Billy DeAngelis

Personal information
- Born: October 5, 1946 (age 78)
- Nationality: American
- Listed height: 6 ft 1 in (1.85 m)
- Listed weight: 180 lb (82 kg)

Career information
- High school: Cherry Hill (Cherry Hill, New Jersey)
- College: Saint Joseph's (1965–1968)
- NBA draft: 1968: undrafted
- Playing career: 1968–1978
- Position: Point guard
- Number: 3
- Coaching career: 1971–1972

Career history

As a player:
- 1968–1969: Trenton Colonials
- 1969–1971: Wilmington / Delaware Blue Bombers
- 1970: New York Nets
- 1971–1972: Cherry Hill Demons / Hazleton Hurricanes / Bits
- 1972–1973: Hamburg / Hazleton Bullets
- 1973–1974: Hamilton Pat Pavers
- 1974–1977: Hazleton Bullets
- 1977–1978: Wilkes-Barre Barons

As a coach:
- 1971–1972: Cherry Hill Demons / Hazleton Hurricanes / Bits

Career highlights
- EBA champion (1978); 4× All-EBA Second Team (1972–1975);
- Stats at Basketball Reference

= Billy DeAngelis =

American basketball player

William R. DeAngelis (born October 5, 1946) is a retired American professional basketball player who spent one season in the American Basketball Association (ABA) with the New York Nets during the 1970–71 season. He attended Saint Joseph's University.

DeAngelis grew up in Cherry Hill, New Jersey and graduated in 1964 from what is now Cherry Hill High School West; he was later inducted into the school's athletic hall of fame.

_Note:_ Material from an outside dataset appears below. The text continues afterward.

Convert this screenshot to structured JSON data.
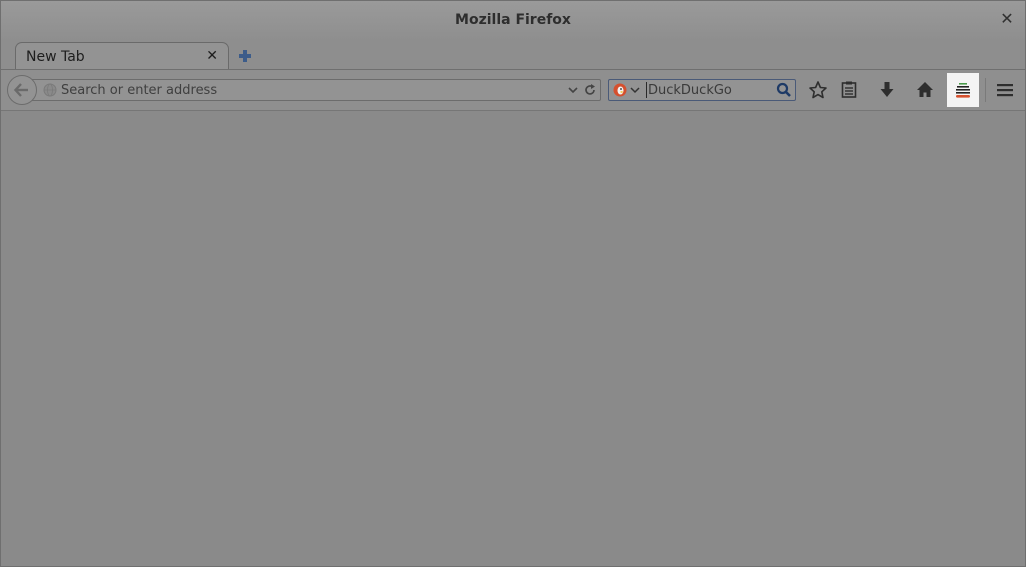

DeAngelis also played baseball at Saint Joseph's, and was inducted into the school's baseball hall of fame in 2004, recognizing his accomplishments as a middle infielder who had a career batting average of .303 and set season and career records for triples.

DeAngelis played in the Eastern Professional Basketball League (EPBL) / Eastern Basketball Association (EBA) for the Trenton Colonials, Wilmington / Delaware Blue Bombers, Cherry Hill Demons / Hazleton Hurricanes / Bits, Hamburg / Hazleton Bullets, Hamilton Pat Pavers and Wilkes-Barre Barons from 1968 to 1978. He won an EBA championship with the Barons in 1978. He was selected to the All-EBA Second Team from 1972 to 1975. DeAngelis served as head coach of the Cherry Hill Demons / Hazleton Hurricanes / Bits during the 1971–72 season.